In April of 1954, 13-year-old John Mosey went with his Sunday school teacher to a relayed broadcast of Billy Graham’s Harringay Crusade.
“It was sound only,” he said. “I was in the Methodist Central Hall in Coventry, and that night I gave my life to Christ, and I never looked back. It was a Thursday night, and by Sunday, I’d read Matthew, Mark, Luke, John, Acts and a bit of Romans.
That Sunday night, at an open-air service near his church, the man in charge put a microphone in John’s hand and told the audience, “There’s a young man here who’s got something he wants to tell you.”
“I was surprised,” John said, his eyes widening in memory. “But he gave me the microphone, so I told them how wonderful it was to have your sins forgiven!
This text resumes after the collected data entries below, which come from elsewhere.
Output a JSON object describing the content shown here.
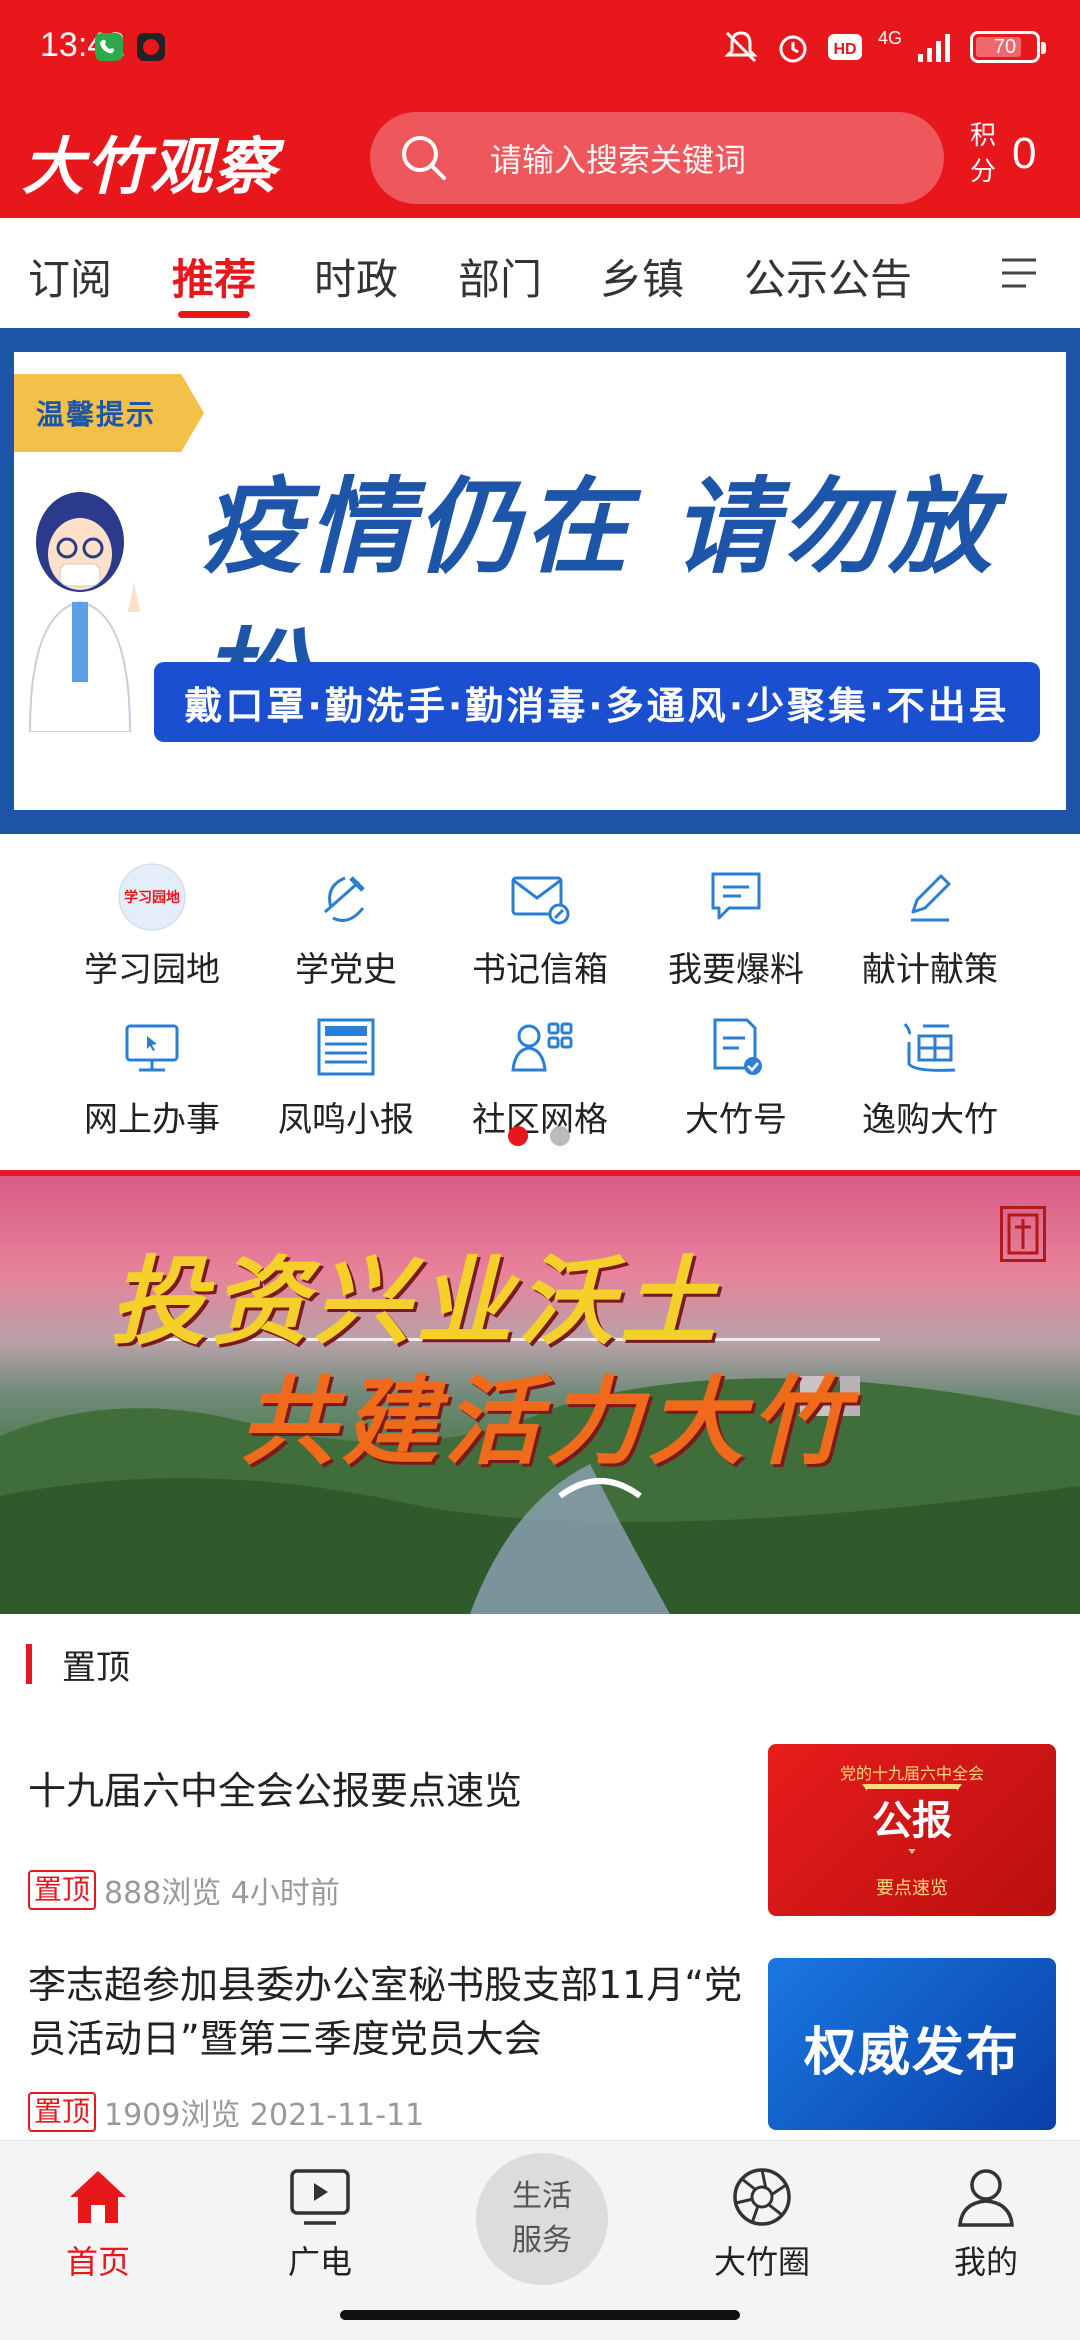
{
  "status_bar": {
    "time": "13:42",
    "network": "4G",
    "battery": "70"
  },
  "header": {
    "logo": "大竹观察",
    "search_placeholder": "请输入搜索关键词",
    "points_label": "积分",
    "points_value": "0"
  },
  "tabs": [
    "订阅",
    "推荐",
    "时政",
    "部门",
    "乡镇",
    "公示公告"
  ],
  "banner1": {
    "tag": "温馨提示",
    "title": "疫情仍在 请勿放松",
    "subtitle": "戴口罩·勤洗手·勤消毒·多通风·少聚集·不出县"
  },
  "quick_menu": [
    {
      "label": "学习园地",
      "icon": "study-garden-icon"
    },
    {
      "label": "学党史",
      "icon": "hammer-sickle-icon"
    },
    {
      "label": "书记信箱",
      "icon": "mail-icon"
    },
    {
      "label": "我要爆料",
      "icon": "chat-icon"
    },
    {
      "label": "献计献策",
      "icon": "pencil-icon"
    },
    {
      "label": "网上办事",
      "icon": "monitor-icon"
    },
    {
      "label": "凤鸣小报",
      "icon": "newspaper-icon"
    },
    {
      "label": "社区网格",
      "icon": "community-grid-icon"
    },
    {
      "label": "大竹号",
      "icon": "verified-doc-icon"
    },
    {
      "label": "逸购大竹",
      "icon": "shop-icon"
    }
  ],
  "quick_menu_study_badge": "学习园地",
  "banner2": {
    "line1": "投资兴业沃土",
    "line2": "共建活力大竹"
  },
  "pinned": {
    "section_title": "置顶",
    "items": [
      {
        "title": "十九届六中全会公报要点速览",
        "tag": "置顶",
        "info": "888浏览 4小时前",
        "thumb_top": "党的十九届六中全会",
        "thumb_big": "公报",
        "thumb_bottom": "要点速览"
      },
      {
        "title": "李志超参加县委办公室秘书股支部11月“党员活动日”暨第三季度党员大会",
        "tag": "置顶",
        "info": "1909浏览 2021-11-11",
        "thumb_big": "权威发布"
      }
    ]
  },
  "bottom_nav": [
    {
      "label": "首页",
      "icon": "home-icon"
    },
    {
      "label": "广电",
      "icon": "tv-play-icon"
    },
    {
      "label": "生活服务",
      "icon": ""
    },
    {
      "label": "大竹圈",
      "icon": "aperture-icon"
    },
    {
      "label": "我的",
      "icon": "user-icon"
    }
  ],
  "colors": {
    "brand_red": "#e8171c",
    "banner_blue": "#1d55a8"
  }
}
And since that night, I’ve preached around the world as an Assemblies of God minister, in 42 countries.”
God has taught him a lot about forgiveness through the years.
“Thirty years ago this Christmas, our teenage daughter was murdered. She was 19, and she was blown out of the sky, in Pan Am flight 103, which blew up over Lockerbie in Scotland. It was hard, but God helped us to forgive.”
Through the tragedy, John was invited to speak at schools about the bombing, and each time he talked about forgiveness. He has preached in Westminster Abbey at anniversaries of the event where the prime minister and members of the royal family attended, and has written to the queen and Prime Minister Tony Blair on spiritual matters.
John, now 78, has seen hundreds come to Christ. Ten years after he accepted Christ, he baptized both his parents. Both his son and daughter are Christians; in fact, his son is now his pastor.
“I am just so thankful for the ministry of Billy Graham, and even more for the grace of God,” he said “That’s why I’m here [at the Festival of Hope], serving as a counseling supervisor, so someone else can make the same decision I made as a young boy.”